(c) Pester Lloyd / 17 – 2011 KURZMELDUNGEN — gesammelte Meldungen dieser Woche aus dem Archiv.
Regierung will Dentaltourismus in Ungarn verdreifachen
26.04.2011 · Nachrichten
Auf einer Fachkonferenz in der vorigen Woche unterzeichnete der ungarische Ministerpräsident Orbán und der Chef einer Interessensvereinigung für medizinischen Tourismus, László Szücs, eine Kooperationsvereinbarung mit einem ehrgeizigen Ziel. Binnen drei Jahren soll die Zahl der „Dentaltouristen“ in Ungarn verdoppelt, binnen fünf Jahren verdreifacht werden. Beängstigend verlockendes Pauschalangenbot einer Dentalklinik in Sopron
Schon jetzt, so zeigen es Berechnungen des Statistischen Amtes, hat Ungarn europaweit einen Marktanteil am Zahnarzttourismus von fast 40%, die Branche generiert jährlich Umsätze von 60 Millarden Forint, ca. 227 Mio EUR, wobei sowohl die Zahnärzte selbst wie auch die Hotelerie davon profitieren. Welche konkreten Maßnahmen das „Entwicklungsprogramm“ zwischen Regierung und Touristen-Dentisten vorsieht, wurde nicht bekannt, denkbar ist vor allem die Einbindung in die Auslandswerbung der staatlichen Tourismuswerbung.

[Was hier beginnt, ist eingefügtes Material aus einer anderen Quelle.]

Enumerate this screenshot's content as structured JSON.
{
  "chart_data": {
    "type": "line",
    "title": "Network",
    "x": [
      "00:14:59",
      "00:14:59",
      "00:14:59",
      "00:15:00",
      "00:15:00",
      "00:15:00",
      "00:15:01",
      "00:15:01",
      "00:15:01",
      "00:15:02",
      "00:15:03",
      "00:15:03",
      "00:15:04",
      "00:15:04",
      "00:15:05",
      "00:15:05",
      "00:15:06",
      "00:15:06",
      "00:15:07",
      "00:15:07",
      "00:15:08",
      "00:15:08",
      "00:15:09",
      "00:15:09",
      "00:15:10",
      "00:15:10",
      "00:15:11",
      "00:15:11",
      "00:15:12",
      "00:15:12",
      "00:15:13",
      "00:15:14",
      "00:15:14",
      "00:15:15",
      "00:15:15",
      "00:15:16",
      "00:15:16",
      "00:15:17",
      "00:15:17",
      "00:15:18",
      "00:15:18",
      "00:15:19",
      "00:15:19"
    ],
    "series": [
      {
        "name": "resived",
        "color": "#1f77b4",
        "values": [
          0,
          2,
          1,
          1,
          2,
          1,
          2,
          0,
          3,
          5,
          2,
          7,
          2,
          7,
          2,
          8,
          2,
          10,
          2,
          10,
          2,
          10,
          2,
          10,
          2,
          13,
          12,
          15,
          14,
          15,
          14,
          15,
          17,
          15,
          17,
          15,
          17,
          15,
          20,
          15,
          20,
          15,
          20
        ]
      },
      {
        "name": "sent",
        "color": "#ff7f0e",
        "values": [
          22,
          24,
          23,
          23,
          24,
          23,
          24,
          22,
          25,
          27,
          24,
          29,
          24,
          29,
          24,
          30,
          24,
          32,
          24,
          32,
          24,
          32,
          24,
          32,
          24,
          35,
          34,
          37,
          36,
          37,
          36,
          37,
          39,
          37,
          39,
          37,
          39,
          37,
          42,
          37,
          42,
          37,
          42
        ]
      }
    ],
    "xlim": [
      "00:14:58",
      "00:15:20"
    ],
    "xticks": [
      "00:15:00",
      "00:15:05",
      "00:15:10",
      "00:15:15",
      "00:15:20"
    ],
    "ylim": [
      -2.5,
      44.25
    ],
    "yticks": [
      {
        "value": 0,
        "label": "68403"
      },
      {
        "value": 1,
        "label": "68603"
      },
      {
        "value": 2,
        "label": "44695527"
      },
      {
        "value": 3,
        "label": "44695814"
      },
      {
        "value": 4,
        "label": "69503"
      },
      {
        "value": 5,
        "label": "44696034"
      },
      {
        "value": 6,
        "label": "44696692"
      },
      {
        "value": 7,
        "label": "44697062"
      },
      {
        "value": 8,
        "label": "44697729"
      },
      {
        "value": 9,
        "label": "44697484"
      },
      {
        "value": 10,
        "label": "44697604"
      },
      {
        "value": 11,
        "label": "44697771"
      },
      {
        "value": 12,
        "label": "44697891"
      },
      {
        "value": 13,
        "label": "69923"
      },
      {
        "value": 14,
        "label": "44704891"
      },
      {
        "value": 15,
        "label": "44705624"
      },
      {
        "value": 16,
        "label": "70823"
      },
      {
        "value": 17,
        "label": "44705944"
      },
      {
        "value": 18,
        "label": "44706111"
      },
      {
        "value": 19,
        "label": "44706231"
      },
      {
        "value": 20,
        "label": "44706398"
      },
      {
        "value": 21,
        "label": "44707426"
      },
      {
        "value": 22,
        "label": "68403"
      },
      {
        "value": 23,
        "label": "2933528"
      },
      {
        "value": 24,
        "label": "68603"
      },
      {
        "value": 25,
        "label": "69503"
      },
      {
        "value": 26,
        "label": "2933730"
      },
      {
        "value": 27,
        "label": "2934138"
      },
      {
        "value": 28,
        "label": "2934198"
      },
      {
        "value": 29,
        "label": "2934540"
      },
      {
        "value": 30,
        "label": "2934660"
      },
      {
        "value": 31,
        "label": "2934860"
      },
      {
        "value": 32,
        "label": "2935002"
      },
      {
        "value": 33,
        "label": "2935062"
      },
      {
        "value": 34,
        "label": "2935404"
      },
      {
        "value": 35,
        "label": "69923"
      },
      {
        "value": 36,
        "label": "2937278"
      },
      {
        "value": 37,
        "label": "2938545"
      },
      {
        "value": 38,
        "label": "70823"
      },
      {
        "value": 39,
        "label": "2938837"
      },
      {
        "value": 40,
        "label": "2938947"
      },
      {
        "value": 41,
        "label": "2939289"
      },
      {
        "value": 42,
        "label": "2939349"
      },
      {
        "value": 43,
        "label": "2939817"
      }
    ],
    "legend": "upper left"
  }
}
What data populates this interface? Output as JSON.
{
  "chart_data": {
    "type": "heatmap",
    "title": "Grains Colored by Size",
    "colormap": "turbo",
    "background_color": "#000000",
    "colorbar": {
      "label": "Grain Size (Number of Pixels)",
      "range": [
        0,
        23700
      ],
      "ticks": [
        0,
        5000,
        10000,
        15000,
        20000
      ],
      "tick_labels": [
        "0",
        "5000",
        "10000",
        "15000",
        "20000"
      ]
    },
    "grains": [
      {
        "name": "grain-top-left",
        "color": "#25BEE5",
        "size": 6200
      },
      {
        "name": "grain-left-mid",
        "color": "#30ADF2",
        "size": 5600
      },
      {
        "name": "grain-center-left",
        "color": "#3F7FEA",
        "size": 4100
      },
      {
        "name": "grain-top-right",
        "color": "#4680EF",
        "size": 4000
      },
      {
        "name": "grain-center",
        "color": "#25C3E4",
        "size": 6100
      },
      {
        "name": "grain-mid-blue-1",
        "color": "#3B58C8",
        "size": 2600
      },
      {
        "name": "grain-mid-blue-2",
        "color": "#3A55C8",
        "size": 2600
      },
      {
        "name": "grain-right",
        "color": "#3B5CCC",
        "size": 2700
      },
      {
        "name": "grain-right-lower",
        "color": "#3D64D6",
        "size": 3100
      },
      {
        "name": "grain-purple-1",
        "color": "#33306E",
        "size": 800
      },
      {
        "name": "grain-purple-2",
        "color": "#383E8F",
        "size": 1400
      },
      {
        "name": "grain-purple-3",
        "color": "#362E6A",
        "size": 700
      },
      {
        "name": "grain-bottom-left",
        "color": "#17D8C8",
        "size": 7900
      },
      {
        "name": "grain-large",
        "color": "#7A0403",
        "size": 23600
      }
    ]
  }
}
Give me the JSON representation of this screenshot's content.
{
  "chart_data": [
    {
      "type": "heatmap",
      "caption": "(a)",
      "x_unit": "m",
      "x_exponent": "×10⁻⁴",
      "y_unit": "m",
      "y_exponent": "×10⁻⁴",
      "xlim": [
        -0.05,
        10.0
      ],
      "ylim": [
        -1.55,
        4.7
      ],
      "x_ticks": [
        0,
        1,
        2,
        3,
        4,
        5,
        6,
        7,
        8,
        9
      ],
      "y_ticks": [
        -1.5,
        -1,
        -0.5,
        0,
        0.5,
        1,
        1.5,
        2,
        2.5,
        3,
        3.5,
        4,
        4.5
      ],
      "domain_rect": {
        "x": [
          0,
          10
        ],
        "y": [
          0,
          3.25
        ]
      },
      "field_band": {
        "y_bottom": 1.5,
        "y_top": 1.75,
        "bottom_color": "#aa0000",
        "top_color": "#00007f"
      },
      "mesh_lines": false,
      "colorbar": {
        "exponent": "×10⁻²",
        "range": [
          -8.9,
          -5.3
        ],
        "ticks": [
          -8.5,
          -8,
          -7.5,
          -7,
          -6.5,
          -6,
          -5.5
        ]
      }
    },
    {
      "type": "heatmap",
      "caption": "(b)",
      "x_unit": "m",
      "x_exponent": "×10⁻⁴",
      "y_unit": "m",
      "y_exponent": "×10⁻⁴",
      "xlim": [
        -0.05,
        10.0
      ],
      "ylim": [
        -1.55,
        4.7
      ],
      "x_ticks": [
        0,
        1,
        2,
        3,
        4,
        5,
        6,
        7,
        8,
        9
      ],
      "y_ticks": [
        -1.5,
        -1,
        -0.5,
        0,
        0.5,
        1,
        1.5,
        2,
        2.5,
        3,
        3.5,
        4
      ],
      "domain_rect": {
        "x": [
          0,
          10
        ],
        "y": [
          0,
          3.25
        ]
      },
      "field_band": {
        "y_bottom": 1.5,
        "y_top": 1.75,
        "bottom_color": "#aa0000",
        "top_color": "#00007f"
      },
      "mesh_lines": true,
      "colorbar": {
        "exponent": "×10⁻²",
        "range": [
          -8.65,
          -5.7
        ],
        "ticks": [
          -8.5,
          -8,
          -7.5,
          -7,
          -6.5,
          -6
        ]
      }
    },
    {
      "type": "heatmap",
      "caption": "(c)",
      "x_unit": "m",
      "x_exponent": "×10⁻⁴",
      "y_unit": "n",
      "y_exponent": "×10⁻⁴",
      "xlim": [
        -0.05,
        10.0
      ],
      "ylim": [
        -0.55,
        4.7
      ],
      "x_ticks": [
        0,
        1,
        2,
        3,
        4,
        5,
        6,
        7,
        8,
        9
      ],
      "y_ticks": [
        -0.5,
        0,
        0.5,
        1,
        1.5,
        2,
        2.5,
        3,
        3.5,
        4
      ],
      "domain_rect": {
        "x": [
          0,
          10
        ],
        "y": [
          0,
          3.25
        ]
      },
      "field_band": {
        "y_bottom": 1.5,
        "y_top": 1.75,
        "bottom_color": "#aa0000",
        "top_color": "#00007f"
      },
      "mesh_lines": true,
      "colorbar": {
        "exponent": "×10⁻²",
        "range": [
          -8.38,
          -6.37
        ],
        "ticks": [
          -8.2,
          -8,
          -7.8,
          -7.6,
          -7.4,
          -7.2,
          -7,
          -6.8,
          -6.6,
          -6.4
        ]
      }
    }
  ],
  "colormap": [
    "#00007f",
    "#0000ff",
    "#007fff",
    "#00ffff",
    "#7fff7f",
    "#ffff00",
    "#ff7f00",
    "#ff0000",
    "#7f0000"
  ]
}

Ob der Ausbau dieses Tourismusfeldes strategisch besonders clever ist? Der Dentaltourismus lebt vor allem von den Preisunterschieden zwischen West und Ost und hat in einigen Orten wie z.B. Mosonmagyaróvár oder Sopron eine touristische Monokultur entstehen lassen. Wie diese Städte aussehen, wenn tatsächlich dreimal mehr Patienten-Touristen kommen, kann man sich ungefähr ausmalen.
Wichtiger als die Promotion für dieses spezielle Segment wäre für die Region indes die Entwicklung ganzheitlicher Vermarktungskonzepte, die Landschaft, Kultur, Gesundheitstourismus, naturnahe Erlebnisse, Thermalbäder etc. mit einbeziehen. Außerdem wäre die Einführung eines transparenten Qualitätssystems in der Dentalbrnache hilfreich, da sich im Sog vieler seriöser Anbieter auch eine ganze Reihe von Scharlatanen bewegen.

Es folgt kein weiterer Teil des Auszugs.